It seems if one has White House connections, one may receive reconstruction contracts:
WASHINGTON (Reuters) – Companies with ties to the Bush White House and the former head of FEMA are clinching some of the administration’s first disaster relief and reconstruction contracts in the aftermath of Hurricane Katrina. At least two major corporate clients of lobbyist Joe Allbaugh, President Bush’s former campaign manager and a former head of the Federal Emergency Management Agency, have already been tapped to start recovery work along the battered Gulf Coast. One is Shaw Group Inc. and the other is Halliburton Co. subsidiary Kellogg Brown and Root. Vice President Dick Cheney is a former head of Halliburton.
I guess taxpayers might take cheer that Bush issued this executive order:
WASHINGTON (Reuters) – President Bush issued an executive order Thursday allowing federal contractors rebuilding in the aftermath of Hurricane Katrina to pay below the prevailing wage. In a notice to Congress, Bush said the hurricane had caused “a national emergency” that permits him to take such action under the 1931 Davis-Bacon Act in ravaged areas of Alabama, Florida, Louisiana and Mississippi. The Davis-Bacon law requires federal contractors to pay workers at least the prevailing wages in the area where the work is conducted. It applies to federally funded construction projects such as highways and bridges. Bush’s executive order suspends the requirements of the Davis-Bacon law for designated areas hit by the storm.

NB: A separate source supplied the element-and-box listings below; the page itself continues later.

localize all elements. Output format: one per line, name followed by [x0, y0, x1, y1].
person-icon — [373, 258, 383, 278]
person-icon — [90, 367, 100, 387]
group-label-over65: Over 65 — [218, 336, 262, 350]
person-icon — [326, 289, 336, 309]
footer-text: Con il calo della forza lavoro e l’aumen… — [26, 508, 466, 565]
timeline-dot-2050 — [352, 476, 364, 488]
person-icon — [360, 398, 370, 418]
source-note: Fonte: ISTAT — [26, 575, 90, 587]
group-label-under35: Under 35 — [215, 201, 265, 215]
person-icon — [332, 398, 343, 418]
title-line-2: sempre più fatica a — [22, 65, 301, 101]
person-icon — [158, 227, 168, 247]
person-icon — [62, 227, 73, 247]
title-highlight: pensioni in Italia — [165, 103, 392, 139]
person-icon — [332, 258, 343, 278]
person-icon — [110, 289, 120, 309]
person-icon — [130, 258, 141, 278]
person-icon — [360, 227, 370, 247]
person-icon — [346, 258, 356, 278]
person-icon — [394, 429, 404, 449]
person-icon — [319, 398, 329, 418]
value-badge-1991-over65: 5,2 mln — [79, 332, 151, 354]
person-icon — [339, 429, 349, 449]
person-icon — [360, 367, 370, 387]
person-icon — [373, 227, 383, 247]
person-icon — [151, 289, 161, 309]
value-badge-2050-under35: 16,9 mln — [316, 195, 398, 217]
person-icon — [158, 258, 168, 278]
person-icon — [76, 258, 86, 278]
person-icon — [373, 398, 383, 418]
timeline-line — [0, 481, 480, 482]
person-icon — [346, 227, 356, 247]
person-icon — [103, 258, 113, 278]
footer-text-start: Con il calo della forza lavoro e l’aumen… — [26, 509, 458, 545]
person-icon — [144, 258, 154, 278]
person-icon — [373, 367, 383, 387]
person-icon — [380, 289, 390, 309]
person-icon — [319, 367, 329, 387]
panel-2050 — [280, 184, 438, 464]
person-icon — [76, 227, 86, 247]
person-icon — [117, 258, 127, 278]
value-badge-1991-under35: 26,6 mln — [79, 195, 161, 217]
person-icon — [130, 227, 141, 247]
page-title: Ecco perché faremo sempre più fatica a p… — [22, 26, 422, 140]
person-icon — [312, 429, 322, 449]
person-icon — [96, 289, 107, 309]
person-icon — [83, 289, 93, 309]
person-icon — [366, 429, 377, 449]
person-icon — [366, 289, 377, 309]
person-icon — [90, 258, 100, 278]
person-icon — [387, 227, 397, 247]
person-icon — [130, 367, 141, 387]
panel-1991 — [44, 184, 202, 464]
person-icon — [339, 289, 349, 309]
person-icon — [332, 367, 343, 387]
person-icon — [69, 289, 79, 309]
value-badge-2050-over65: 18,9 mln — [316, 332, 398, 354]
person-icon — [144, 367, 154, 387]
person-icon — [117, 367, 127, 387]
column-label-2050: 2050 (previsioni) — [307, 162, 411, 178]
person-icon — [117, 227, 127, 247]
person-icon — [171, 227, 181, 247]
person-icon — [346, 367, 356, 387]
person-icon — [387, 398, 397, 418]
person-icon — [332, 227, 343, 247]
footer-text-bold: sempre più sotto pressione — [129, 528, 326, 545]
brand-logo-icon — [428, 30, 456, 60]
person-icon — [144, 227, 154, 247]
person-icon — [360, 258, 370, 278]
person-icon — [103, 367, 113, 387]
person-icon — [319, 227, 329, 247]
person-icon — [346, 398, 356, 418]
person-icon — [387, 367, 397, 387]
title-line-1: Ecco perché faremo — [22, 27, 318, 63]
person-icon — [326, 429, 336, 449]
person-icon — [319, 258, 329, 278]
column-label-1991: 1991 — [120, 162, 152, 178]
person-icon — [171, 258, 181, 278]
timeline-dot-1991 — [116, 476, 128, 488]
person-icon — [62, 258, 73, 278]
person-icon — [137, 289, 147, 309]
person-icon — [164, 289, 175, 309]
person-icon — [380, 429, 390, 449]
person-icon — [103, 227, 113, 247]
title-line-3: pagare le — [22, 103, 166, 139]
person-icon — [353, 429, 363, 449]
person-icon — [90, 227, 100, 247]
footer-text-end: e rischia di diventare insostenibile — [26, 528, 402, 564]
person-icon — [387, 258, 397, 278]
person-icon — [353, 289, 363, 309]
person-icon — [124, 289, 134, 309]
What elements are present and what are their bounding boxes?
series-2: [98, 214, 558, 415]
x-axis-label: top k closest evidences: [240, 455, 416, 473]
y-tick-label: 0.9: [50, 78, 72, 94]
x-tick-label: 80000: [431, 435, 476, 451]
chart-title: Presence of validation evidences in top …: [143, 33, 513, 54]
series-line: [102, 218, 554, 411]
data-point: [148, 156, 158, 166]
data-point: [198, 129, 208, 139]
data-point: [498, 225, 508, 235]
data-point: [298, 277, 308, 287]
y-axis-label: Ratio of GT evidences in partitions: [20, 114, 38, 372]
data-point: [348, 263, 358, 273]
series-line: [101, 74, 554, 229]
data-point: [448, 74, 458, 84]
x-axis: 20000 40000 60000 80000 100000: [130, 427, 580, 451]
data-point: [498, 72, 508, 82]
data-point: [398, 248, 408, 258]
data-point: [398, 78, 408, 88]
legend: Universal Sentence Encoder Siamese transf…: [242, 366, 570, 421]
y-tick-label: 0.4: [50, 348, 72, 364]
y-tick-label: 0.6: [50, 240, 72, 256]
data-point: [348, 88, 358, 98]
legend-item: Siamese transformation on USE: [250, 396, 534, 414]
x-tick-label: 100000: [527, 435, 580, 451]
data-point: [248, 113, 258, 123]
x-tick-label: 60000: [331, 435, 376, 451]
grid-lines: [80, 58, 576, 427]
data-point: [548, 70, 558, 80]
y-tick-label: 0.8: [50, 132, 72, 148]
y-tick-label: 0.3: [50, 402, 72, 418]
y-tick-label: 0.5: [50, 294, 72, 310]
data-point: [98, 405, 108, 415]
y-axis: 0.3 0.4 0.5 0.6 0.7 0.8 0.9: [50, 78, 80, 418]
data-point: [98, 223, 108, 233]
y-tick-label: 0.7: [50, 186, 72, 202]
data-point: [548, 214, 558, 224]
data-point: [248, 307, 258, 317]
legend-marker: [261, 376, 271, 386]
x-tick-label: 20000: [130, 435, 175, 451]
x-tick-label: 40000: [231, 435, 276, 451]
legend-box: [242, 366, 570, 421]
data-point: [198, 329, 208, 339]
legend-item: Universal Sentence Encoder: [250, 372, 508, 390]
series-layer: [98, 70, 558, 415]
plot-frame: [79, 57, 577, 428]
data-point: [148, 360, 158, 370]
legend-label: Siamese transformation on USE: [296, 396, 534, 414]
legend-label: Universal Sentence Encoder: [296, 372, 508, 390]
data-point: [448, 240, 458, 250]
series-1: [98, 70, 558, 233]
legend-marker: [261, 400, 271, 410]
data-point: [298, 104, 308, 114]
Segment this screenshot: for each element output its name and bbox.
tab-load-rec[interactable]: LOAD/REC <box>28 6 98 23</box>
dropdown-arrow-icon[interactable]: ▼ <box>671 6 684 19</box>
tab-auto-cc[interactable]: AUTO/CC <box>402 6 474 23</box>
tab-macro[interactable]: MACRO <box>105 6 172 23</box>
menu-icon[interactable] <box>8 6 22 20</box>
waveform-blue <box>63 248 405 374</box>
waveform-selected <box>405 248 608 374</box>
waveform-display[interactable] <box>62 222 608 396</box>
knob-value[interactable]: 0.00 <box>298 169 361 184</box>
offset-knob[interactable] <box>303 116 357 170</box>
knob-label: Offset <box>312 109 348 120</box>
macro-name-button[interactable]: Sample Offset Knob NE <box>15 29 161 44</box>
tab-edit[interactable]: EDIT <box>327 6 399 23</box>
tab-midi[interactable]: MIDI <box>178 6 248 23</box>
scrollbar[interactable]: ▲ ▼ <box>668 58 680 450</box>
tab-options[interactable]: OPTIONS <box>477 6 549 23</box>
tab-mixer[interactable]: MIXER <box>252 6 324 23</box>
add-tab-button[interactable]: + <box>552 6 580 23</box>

In his very good coverage of the FEMA foul-up and how the Bush White House can even abuse tragedy to push partisan wedge issues, Kevin Drum notes:
Remember back in October of 2002, when George Bush took a careful look at the Department of Homeland Security — an organization originally proposed by Democrats — and tried to figure out how he could gin up some pre-election Democratic opposition to creating it. His answer was to insert a bit of strategic union busting into the DHS bill, something that he knew no Democrat could possibly support. Voila! Democrats opposed the bill and the president accused them of not caring about national security. That was good for a pickup of two seats in the Senate. Fast forward to September 2005. What would be a good way of trying to gin up some Democratic opposition to reconstruction in the aftermath of Hurricane Katrina?
Kevin cites this suspension of the Davis-Bacon Act and provides this note for the math challenged:
$9 an hour is about $18,000 a year. The prevailing wage wasn’t about to create any new millionaires on the Gulf Coast.
This believer in markets, however, has one question. If Federal contractors pay less than $9 an hour, how will they attract skilled construction workers? Hopefully, the demand for construction workers will be such that wages rise beyond what the Davis-Bacon Act would require. But then I’m assuming that this Administration actually tries to do a better job in rebuilding New Orleans than they did during the first few days following Katrina.